American culture, since the time of Huckleberry Finn, had endorsed the narrative of wise and worldly youths being ignored and dismissed by pompous, obtuse, and self-important grown-ups. In all her public rebuttals and counter-criticisms, Kennedy tried to frame herself as the misunderstood rebel, but managed to look like the out-of-touch, mustache-twirling mayor. She is the product of the era when stories were cast on screen from the magical realm of the projector’s room. The worldly youths of the current generation live in a world that is much more participatory, much more meta, and much more prosumer-based. They are the Rebel Alliance of the 21st century, not the executive producer who must abide by ink-and-paper contracts with toy companies. Kennedy may still not understand that the greater narrative has leaped off the screen long ago and involved all the participants including herself in an epic Last Action Hero-style meta-fiction.
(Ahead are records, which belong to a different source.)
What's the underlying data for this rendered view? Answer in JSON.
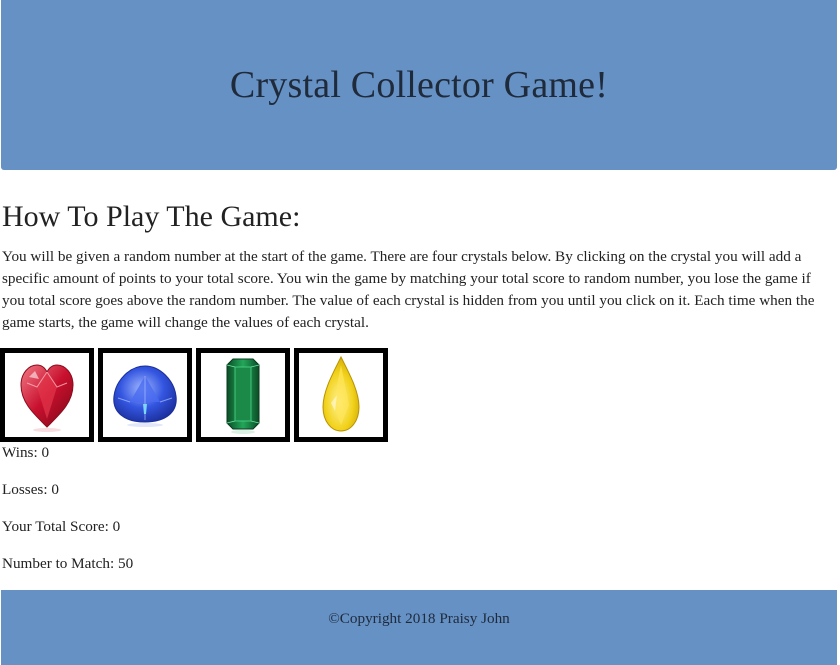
{
  "header": {
    "title": "Crystal Collector Game!"
  },
  "howto": {
    "title": "How To Play The Game:",
    "text": "You will be given a random number at the start of the game. There are four crystals below. By clicking on the crystal you will add a specific amount of points to your total score. You win the game by matching your total score to random number, you lose the game if you total score goes above the random number. The value of each crystal is hidden from you until you click on it. Each time when the game starts, the game will change the values of each crystal."
  },
  "crystals": [
    {
      "icon": "red-heart-crystal-icon",
      "color": "#c8102e"
    },
    {
      "icon": "blue-trillion-crystal-icon",
      "color": "#2b4fd6"
    },
    {
      "icon": "green-emerald-crystal-icon",
      "color": "#0f7a3c"
    },
    {
      "icon": "yellow-pear-crystal-icon",
      "color": "#f2d21b"
    }
  ],
  "stats": {
    "wins": "Wins: 0",
    "losses": "Losses: 0",
    "total_score": "Your Total Score: 0",
    "number_to_match": "Number to Match: 50"
  },
  "footer": {
    "copyright": "©Copyright 2018 Praisy John"
  },
  "colors": {
    "header_bg": "#6591c5",
    "footer_bg": "#6591c5"
  }
}
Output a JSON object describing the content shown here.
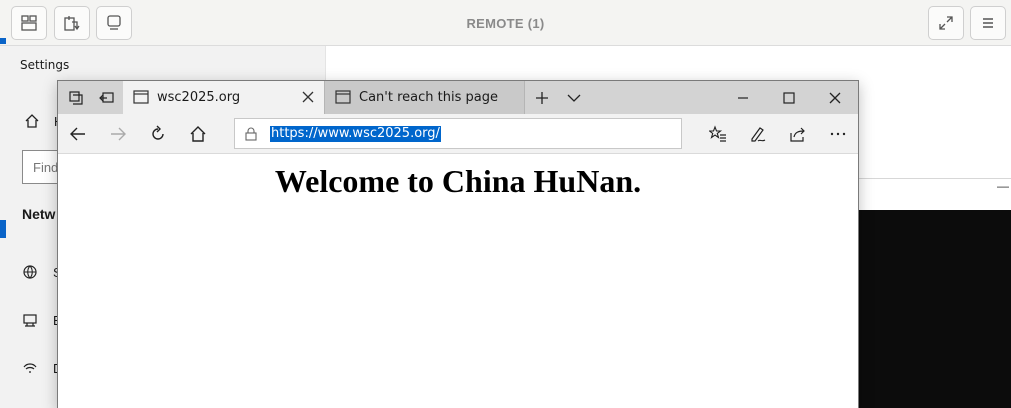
{
  "viewer": {
    "title": "REMOTE (1)",
    "buttons": {
      "layout": "layout-icon",
      "clipboard": "clipboard-icon",
      "display": "display-icon",
      "fullscreen": "fullscreen-icon",
      "menu": "menu-icon"
    }
  },
  "settings": {
    "title": "Settings",
    "home": "H",
    "search_placeholder": "Find",
    "section": "Netw",
    "items": [
      {
        "icon": "globe-icon",
        "label": "S"
      },
      {
        "icon": "ethernet-icon",
        "label": "E"
      },
      {
        "icon": "dialup-icon",
        "label": "D"
      }
    ]
  },
  "browser": {
    "tabs": [
      {
        "label": "wsc2025.org",
        "active": true
      },
      {
        "label": "Can't reach this page",
        "active": false
      }
    ],
    "address": "https://www.wsc2025.org/",
    "page_heading": "Welcome to China HuNan."
  },
  "colors": {
    "accent": "#0066cc",
    "tabstrip": "#d3d3d3",
    "console": "#0c0c0c"
  }
}
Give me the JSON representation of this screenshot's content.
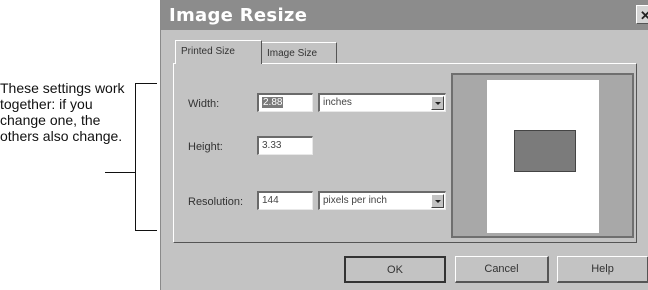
{
  "annotation": {
    "callout_text": "These settings work together: if you change one, the others also change."
  },
  "dialog": {
    "title": "Image Resize",
    "close_glyph": "✕",
    "tabs": [
      {
        "label": "Printed Size",
        "active": true
      },
      {
        "label": "Image Size",
        "active": false
      }
    ],
    "fields": {
      "width_label": "Width:",
      "width_value": "2.88",
      "width_unit": "inches",
      "height_label": "Height:",
      "height_value": "3.33",
      "resolution_label": "Resolution:",
      "resolution_value": "144",
      "resolution_unit": "pixels per inch"
    },
    "buttons": {
      "ok": "OK",
      "cancel": "Cancel",
      "help": "Help"
    }
  }
}
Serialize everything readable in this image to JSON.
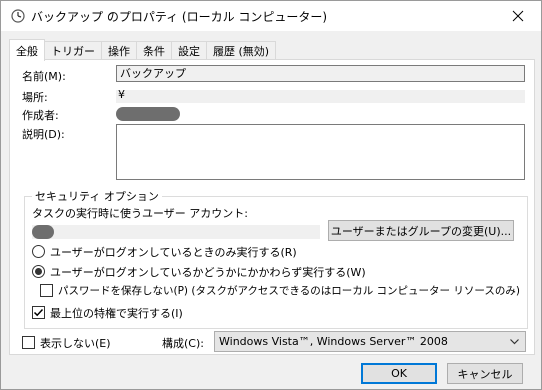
{
  "window": {
    "title": "バックアップ のプロパティ (ローカル コンピューター)"
  },
  "tabs": [
    {
      "label": "全般"
    },
    {
      "label": "トリガー"
    },
    {
      "label": "操作"
    },
    {
      "label": "条件"
    },
    {
      "label": "設定"
    },
    {
      "label": "履歴 (無効)"
    }
  ],
  "general": {
    "name_label": "名前(M):",
    "name_value": "バックアップ",
    "location_label": "場所:",
    "location_value": "¥",
    "author_label": "作成者:",
    "description_label": "説明(D):",
    "description_value": ""
  },
  "security": {
    "group_title": "セキュリティ オプション",
    "account_label": "タスクの実行時に使うユーザー アカウント:",
    "change_user_button": "ユーザーまたはグループの変更(U)...",
    "radio_logged_on": "ユーザーがログオンしているときのみ実行する(R)",
    "radio_whether_logged_on": "ユーザーがログオンしているかどうかにかかわらず実行する(W)",
    "selected_radio": "whether_logged_on",
    "no_store_password": "パスワードを保存しない(P) (タスクがアクセスできるのはローカル コンピューター リソースのみ)",
    "no_store_password_checked": false,
    "highest_privileges": "最上位の特権で実行する(I)",
    "highest_privileges_checked": true
  },
  "bottom": {
    "hidden_label": "表示しない(E)",
    "hidden_checked": false,
    "configure_label": "構成(C):",
    "configure_value": "Windows Vista™, Windows Server™ 2008"
  },
  "footer": {
    "ok": "OK",
    "cancel": "キャンセル"
  }
}
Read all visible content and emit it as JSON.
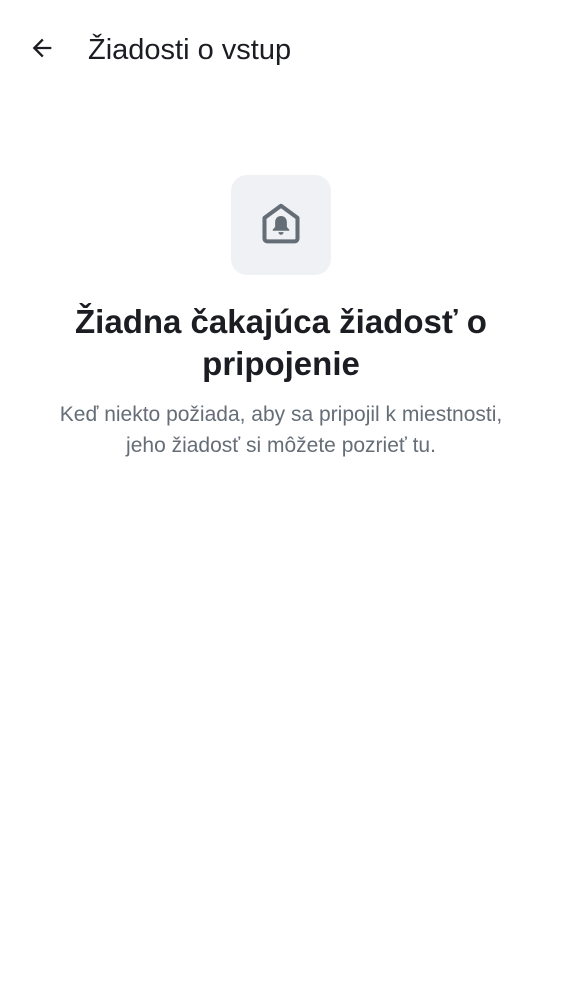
{
  "header": {
    "back_icon": "arrow-left-icon",
    "title": "Žiadosti o vstup"
  },
  "empty_state": {
    "icon": "room-notification-icon",
    "heading": "Žiadna čakajúca žiadosť o pripojenie",
    "description": "Keď niekto požiada, aby sa pripojil k miestnosti, jeho žiadosť si môžete pozrieť tu."
  },
  "colors": {
    "text_primary": "#1b1d22",
    "text_secondary": "#656d77",
    "icon": "#656d77",
    "icon_tile_background": "#eff1f5",
    "background": "#ffffff"
  }
}
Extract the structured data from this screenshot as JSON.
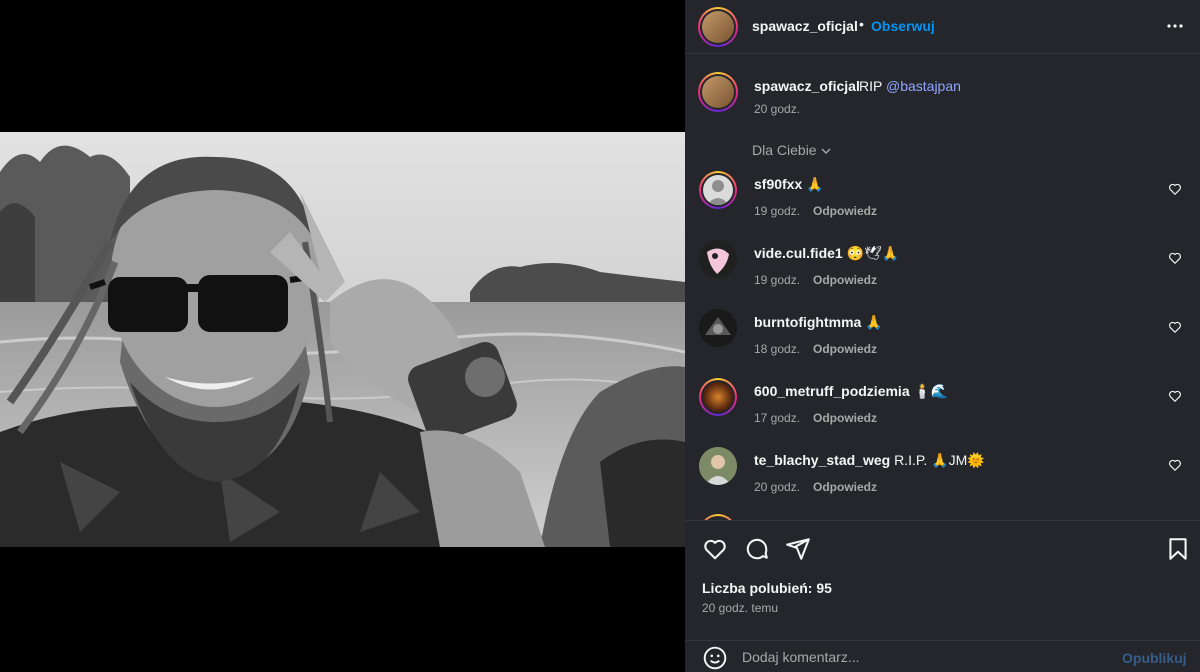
{
  "post": {
    "media_description_icon": "photo",
    "author": {
      "username": "spawacz_oficjal",
      "separator": "•",
      "follow_label": "Obserwuj"
    },
    "caption": {
      "username": "spawacz_oficjal",
      "text": "RIP ",
      "mention": "@bastajpan",
      "time": "20 godz."
    },
    "filter_label": "Dla Ciebie",
    "comments": [
      {
        "username": "sf90fxx",
        "text": "🙏",
        "time": "19 godz.",
        "reply_label": "Odpowiedz"
      },
      {
        "username": "vide.cul.fide1",
        "text": "😳🕊🙏",
        "time": "19 godz.",
        "reply_label": "Odpowiedz"
      },
      {
        "username": "burntofightmma",
        "text": "🙏",
        "time": "18 godz.",
        "reply_label": "Odpowiedz"
      },
      {
        "username": "600_metruff_podziemia",
        "text": "🕯️🌊",
        "time": "17 godz.",
        "reply_label": "Odpowiedz"
      },
      {
        "username": "te_blachy_stad_weg",
        "text": "R.I.P. 🙏JM🌞",
        "time": "20 godz.",
        "reply_label": "Odpowiedz"
      }
    ],
    "likes_text": "Liczba polubień: 95",
    "posted_time": "20 godz. temu",
    "comment_placeholder": "Dodaj komentarz...",
    "publish_label": "Opublikuj"
  },
  "colors": {
    "panel_bg": "#25262b",
    "accent_blue": "#0095f6",
    "mention": "#8ea5ff",
    "muted": "#a8a8a8"
  }
}
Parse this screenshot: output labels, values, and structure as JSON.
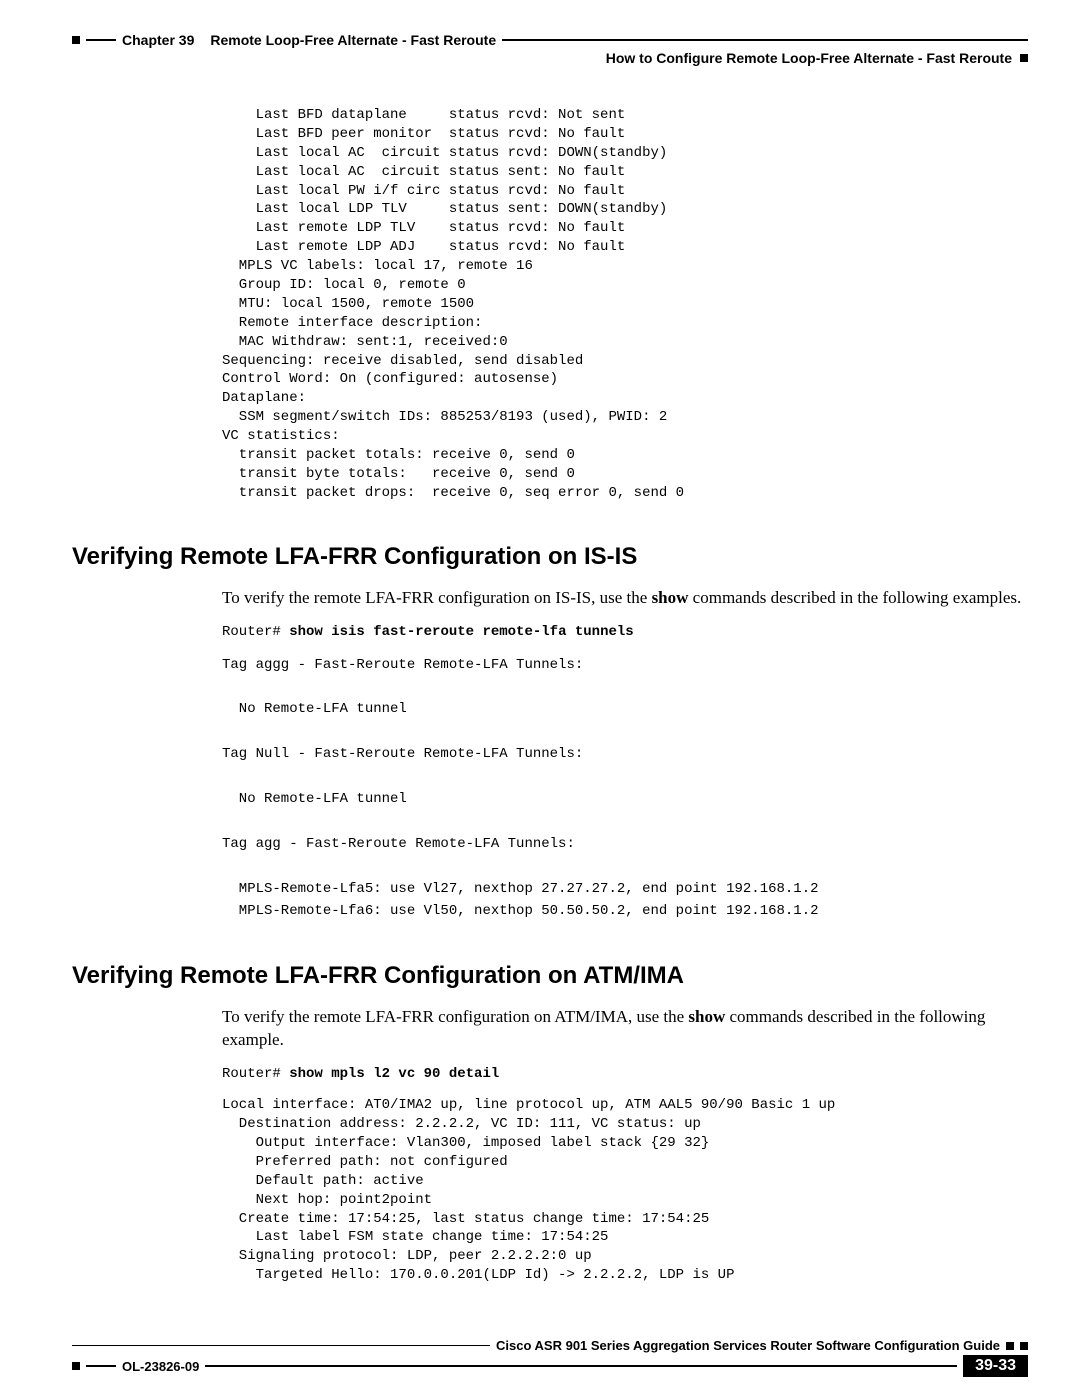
{
  "header": {
    "chapter": "Chapter 39",
    "title": "Remote Loop-Free Alternate - Fast Reroute",
    "subhead": "How to Configure Remote Loop-Free Alternate - Fast Reroute"
  },
  "code_block_top": "    Last BFD dataplane     status rcvd: Not sent\n    Last BFD peer monitor  status rcvd: No fault\n    Last local AC  circuit status rcvd: DOWN(standby)\n    Last local AC  circuit status sent: No fault\n    Last local PW i/f circ status rcvd: No fault\n    Last local LDP TLV     status sent: DOWN(standby)\n    Last remote LDP TLV    status rcvd: No fault\n    Last remote LDP ADJ    status rcvd: No fault\n  MPLS VC labels: local 17, remote 16\n  Group ID: local 0, remote 0\n  MTU: local 1500, remote 1500\n  Remote interface description:\n  MAC Withdraw: sent:1, received:0\nSequencing: receive disabled, send disabled\nControl Word: On (configured: autosense)\nDataplane:\n  SSM segment/switch IDs: 885253/8193 (used), PWID: 2\nVC statistics:\n  transit packet totals: receive 0, send 0\n  transit byte totals:   receive 0, send 0\n  transit packet drops:  receive 0, seq error 0, send 0",
  "section1": {
    "title": "Verifying Remote LFA-FRR Configuration on IS-IS",
    "intro_pre": "To verify the remote LFA-FRR configuration on IS-IS, use the ",
    "intro_bold": "show",
    "intro_post": " commands described in the following examples.",
    "prompt": "Router# ",
    "cmd": "show isis fast-reroute remote-lfa tunnels",
    "output": "Tag aggg - Fast-Reroute Remote-LFA Tunnels:\n\n  No Remote-LFA tunnel\n\nTag Null - Fast-Reroute Remote-LFA Tunnels:\n\n  No Remote-LFA tunnel\n\nTag agg - Fast-Reroute Remote-LFA Tunnels:\n\n  MPLS-Remote-Lfa5: use Vl27, nexthop 27.27.27.2, end point 192.168.1.2\n  MPLS-Remote-Lfa6: use Vl50, nexthop 50.50.50.2, end point 192.168.1.2"
  },
  "section2": {
    "title": "Verifying Remote LFA-FRR Configuration on ATM/IMA",
    "intro_pre": "To verify the remote LFA-FRR configuration on ATM/IMA, use the ",
    "intro_bold": "show",
    "intro_post": " commands described in the following example.",
    "prompt": "Router# ",
    "cmd": "show mpls l2 vc 90 detail",
    "output": "Local interface: AT0/IMA2 up, line protocol up, ATM AAL5 90/90 Basic 1 up\n  Destination address: 2.2.2.2, VC ID: 111, VC status: up\n    Output interface: Vlan300, imposed label stack {29 32}\n    Preferred path: not configured\n    Default path: active\n    Next hop: point2point\n  Create time: 17:54:25, last status change time: 17:54:25\n    Last label FSM state change time: 17:54:25\n  Signaling protocol: LDP, peer 2.2.2.2:0 up\n    Targeted Hello: 170.0.0.201(LDP Id) -> 2.2.2.2, LDP is UP"
  },
  "footer": {
    "guide": "Cisco ASR 901 Series Aggregation Services Router Software Configuration Guide",
    "docnum": "OL-23826-09",
    "pagenum": "39-33"
  }
}
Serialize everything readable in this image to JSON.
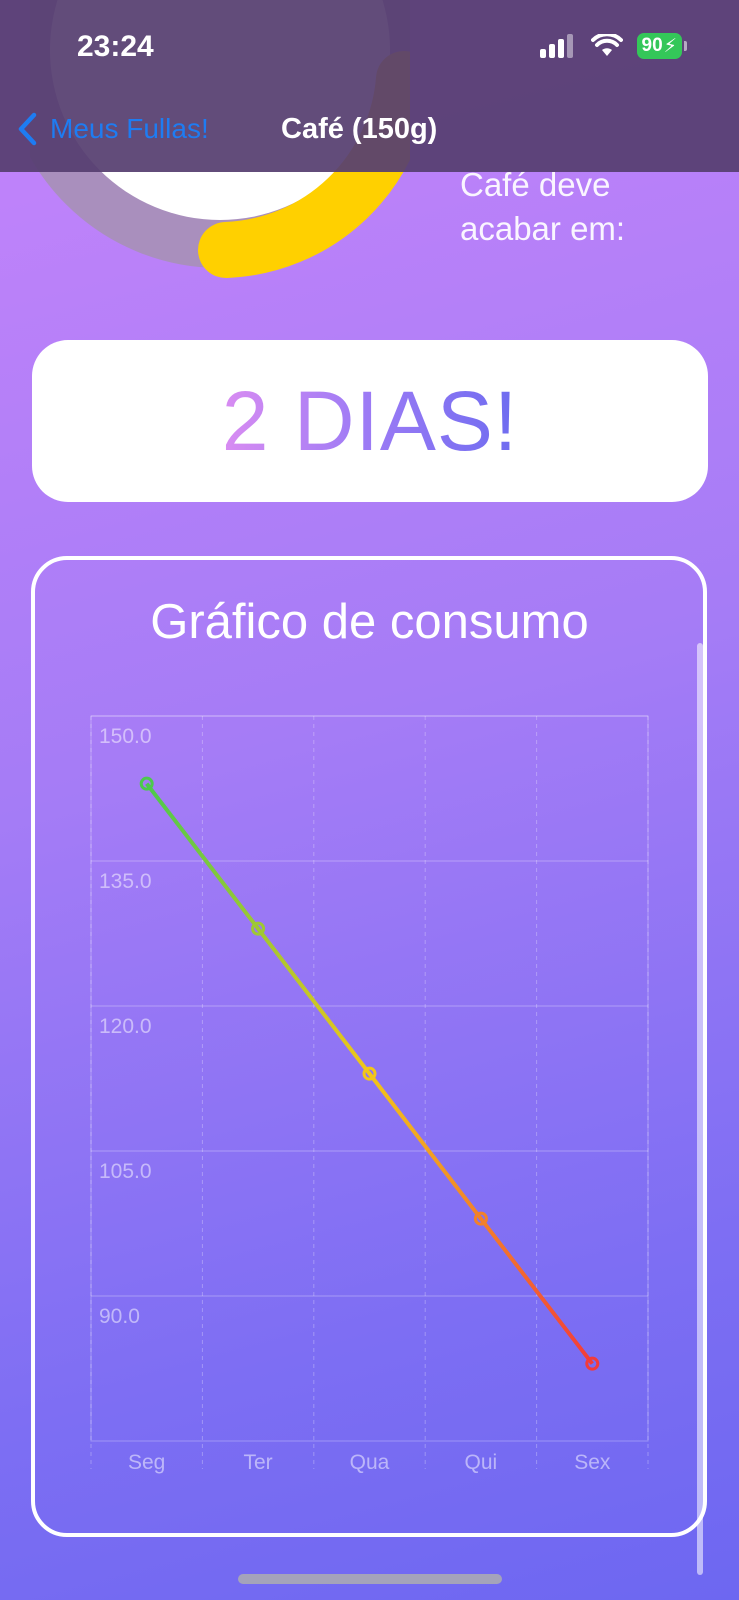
{
  "status_bar": {
    "time": "23:24",
    "battery": "90"
  },
  "nav": {
    "back_label": "Meus Fullas!",
    "title": "Café (150g)"
  },
  "summary": {
    "ending_label_line1": "Café deve",
    "ending_label_line2": "acabar em:",
    "days_left": "2 DIAS!"
  },
  "chart_section": {
    "title": "Gráfico de consumo"
  },
  "colors": {
    "ring_fill": "#ffd000",
    "ring_track": "#a98fbd",
    "line_start": "#4cc94c",
    "line_end": "#f23b3b"
  },
  "chart_data": {
    "type": "line",
    "categories": [
      "Seg",
      "Ter",
      "Qua",
      "Qui",
      "Sex"
    ],
    "values": [
      143,
      128,
      113,
      98,
      83
    ],
    "ylim": [
      75,
      150
    ],
    "yticks": [
      150,
      135,
      120,
      105,
      90
    ],
    "ytick_labels": [
      "150.0",
      "135.0",
      "120.0",
      "105.0",
      "90.0"
    ],
    "grid": true
  }
}
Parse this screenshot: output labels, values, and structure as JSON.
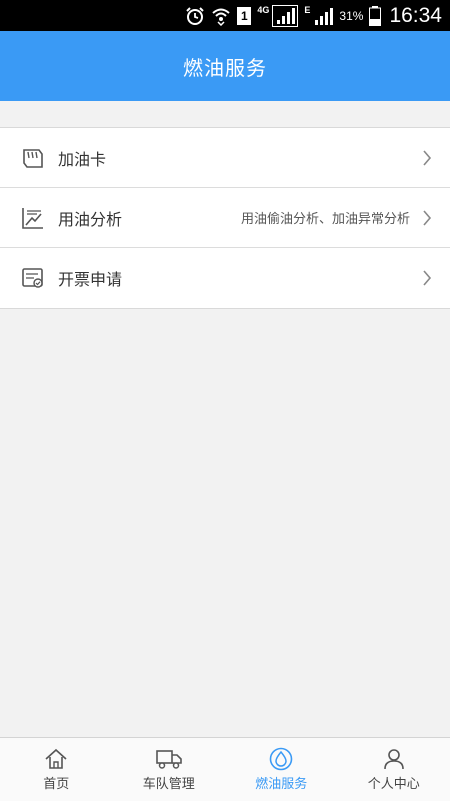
{
  "status_bar": {
    "sim": "1",
    "network_4g": "4G",
    "network_e": "E",
    "battery": "31%",
    "time": "16:34"
  },
  "header": {
    "title": "燃油服务"
  },
  "menu": {
    "items": [
      {
        "label": "加油卡",
        "subtitle": ""
      },
      {
        "label": "用油分析",
        "subtitle": "用油偷油分析、加油异常分析"
      },
      {
        "label": "开票申请",
        "subtitle": ""
      }
    ]
  },
  "tabs": {
    "items": [
      {
        "label": "首页",
        "icon": "home-icon"
      },
      {
        "label": "车队管理",
        "icon": "truck-icon"
      },
      {
        "label": "燃油服务",
        "icon": "fuel-drop-icon"
      },
      {
        "label": "个人中心",
        "icon": "person-icon"
      }
    ],
    "active_index": 2
  },
  "colors": {
    "accent": "#3a9af5",
    "header_bg": "#3a9af5",
    "page_bg": "#f2f2f2"
  }
}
But worst of all, her Star Wars productions came off as preachy. A movie series that started off as an antidote to the preachy moralizing think pieces that dominated Hollywood in the late 70’s, cast into a sea of mindless CGI thrill rides of the 21st century, now looked like it had been turned into a Woke Megaphone held in the claws of a modern-day Cruella De Vil.
In short, Star Wars has lived to see itself become the villain. It grew into the sort of movie it was made to rebel against, like the young rebel who overthrows a tyrant to become a tyrant himself. What a fitting trajectory for a story that was based on Joseph Campbell’s monomyth theory. The character arc of the Star Wars Saga is in itself a Greek tragedy.